Several DIVA strategies have been proposed and utilized for the usage of AI vaccines [10]. Unvaccinated sentinel birds are cohabited in a vaccinated flock, and whether they acquire anti-influenza virus antibodies could be monitored. Subunit vaccines, vectored vaccines and vaccines using protein expressed in a protein expression system are useful for DIVA. Birds inoculated with a fowl pox-vectored recombinant vaccine that expresses influenza viral HA protein would not develop antibodies to the influenza viral internal protein, MA or NP, whereas birds infected with the influenza virus would produce antibodies to those proteins even if they survive the infection by the vaccination. Detecting antibodies to influenza nonstructural protein 1 (NS1) is described as an alternative DIVA strategy. An antibody against the NS1 protein is only detected in animals infected with an influenza virus, because inactivated virus in a vaccine does not contain the NS1 protein. A heteroserological neuraminidase strategy for DIVA has been used for outbreak cases in Italy. Vaccines containing the H7N3 subtype avian influenza virus were used against outbreaks caused by the H7N1 subtype virus in 2000. For the outbreak caused by the H7N3 subtype avian influenza virus in 2002 to 2003, the H7N1 subtype avian influenza viral vaccine was used [1]. Currently, fluorescent 2’-(4-methylumbelliferyl)-α-D-N-acetylneuraminic acid sodium salt is available as a substrate for the micro-NI assay to allow the examination of more samples at a time than the authentic NI assay [4]. As such, this strategy is useful as a countermeasure when the subtype of HA and NA of the epidemic virus is known. Our study confirmed the feasibility of a heteroserological neuraminidase strategy as a DIVA in the event of HPAI and showed that the application of reverse genetics had an advantage in combining the HA protein that matches the antigenicity and the NA protein that differs in the subtype of an epidemic strain.

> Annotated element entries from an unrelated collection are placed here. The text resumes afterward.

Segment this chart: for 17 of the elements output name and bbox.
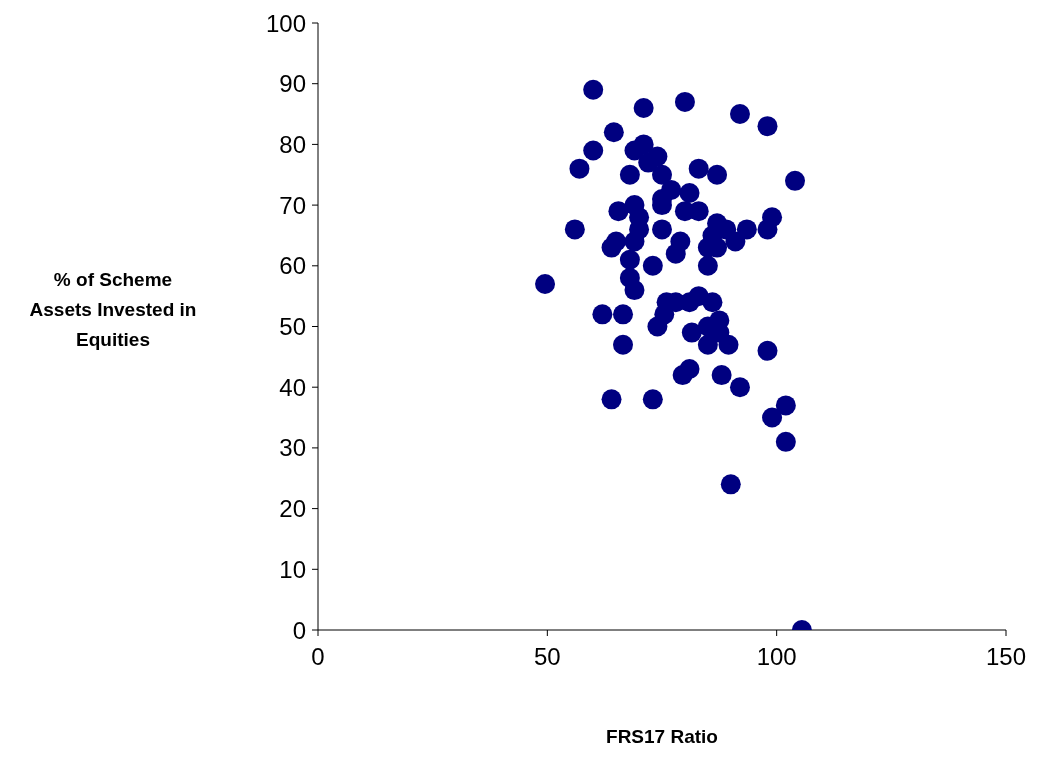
y-tick-label: 0 [292, 616, 306, 644]
y-tick-label: 10 [279, 555, 306, 583]
y-tick-label: 80 [279, 130, 306, 158]
x-tick-label: 0 [311, 643, 325, 671]
y-tick-label: 40 [279, 373, 306, 401]
x-axis-title: FRS17 Ratio [605, 726, 719, 748]
x-tick-label: 50 [533, 643, 561, 671]
y-tick-label: 60 [279, 252, 306, 280]
y-tick-label: 30 [279, 434, 306, 462]
y-tick-label: 70 [279, 191, 306, 219]
x-tick-label: 150 [985, 643, 1027, 671]
x-tick-label: 100 [756, 643, 797, 671]
y-tick-label: 90 [279, 70, 306, 98]
y-axis-title: % of Scheme Assets Invested in Equities [28, 268, 198, 352]
y-tick-label: 50 [279, 313, 306, 341]
y-tick-label: 100 [265, 9, 306, 37]
y-tick-label: 20 [279, 495, 306, 523]
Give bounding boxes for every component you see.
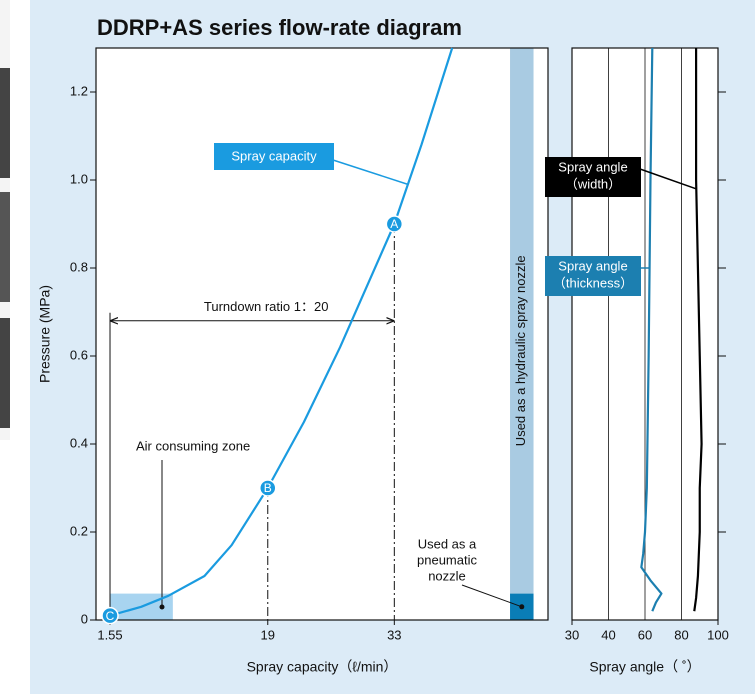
series-label: Spray angle — [558, 258, 627, 273]
point-label: C — [106, 609, 115, 623]
point-label: A — [390, 217, 398, 231]
leader-dot — [519, 604, 524, 609]
y-tick-label: 1.0 — [70, 171, 88, 186]
x-tick-label: 40 — [601, 627, 615, 642]
x-tick-label: 30 — [565, 627, 579, 642]
y-tick-label: 0.6 — [70, 347, 88, 362]
series-label: （width） — [565, 176, 621, 191]
y-tick-label: 0 — [81, 611, 88, 626]
chart: DDRP+AS series flow-rate diagram Spray c… — [0, 0, 755, 694]
chart-title: DDRP+AS series flow-rate diagram — [97, 15, 462, 40]
y-tick-label: 0.8 — [70, 259, 88, 274]
series-label: Spray angle — [558, 159, 627, 174]
x-tick-label: 19 — [261, 627, 275, 642]
zone-label: Used as a — [418, 536, 477, 551]
x-tick-label: 60 — [638, 627, 652, 642]
turndown-label: Turndown ratio 1：20 — [204, 299, 329, 314]
zone-label: Used as a hydraulic spray nozzle — [513, 255, 528, 446]
y-tick-label: 0.2 — [70, 523, 88, 538]
zone-label: pneumatic — [417, 552, 477, 567]
x-axis-label: Spray capacity（ℓ/min） — [247, 659, 398, 675]
y-tick-label: 0.4 — [70, 435, 88, 450]
x-tick-label: 33 — [387, 627, 401, 642]
side-thumb — [0, 68, 10, 178]
zone-label: Air consuming zone — [136, 438, 250, 453]
point-label: B — [264, 481, 272, 495]
side-thumb — [0, 192, 10, 302]
x-tick-label: 100 — [707, 627, 729, 642]
y-axis-label: Pressure (MPa) — [37, 285, 53, 383]
side-thumb — [0, 318, 10, 428]
plot-area — [96, 48, 548, 620]
x-tick-label: 80 — [674, 627, 688, 642]
x-axis-label: Spray angle（ ˚） — [589, 659, 700, 675]
page: {"chart_data":[ {"type":"line","title":"… — [0, 0, 755, 694]
x-tick-label: 1.55 — [97, 627, 122, 642]
series-label: Spray capacity — [231, 148, 317, 163]
zone-label: nozzle — [428, 568, 466, 583]
y-tick-label: 1.2 — [70, 83, 88, 98]
leader-dot — [160, 605, 165, 610]
series-label: （thickness） — [553, 275, 633, 290]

Our study demonstrated that the obstacles regarding the usage of inactivated whole virion vaccines against HPAIV could be overcome by the application of reverse genetics. Recently, Shichinohe et al. reported that compared to a vaccine prepared from low pathogenicity H5 avian influenza virus, a vaccine made by a reverse genetics-based strategy similar to ours provided better protection in terms of virus secretion [8]. This vaccine strategy provides a good quantity of a vaccine antigen and proper matching between a vaccine antigen and a circulating strain, resulting in better vaccine efficacy and allowing a DIVA strategy when a particular circulating strain is targeted. Reverse genetics allows us to promptly produce a vaccine production strain against a circulating HPAIV that constantly evolves until an innovative vaccine-producing strategy is established.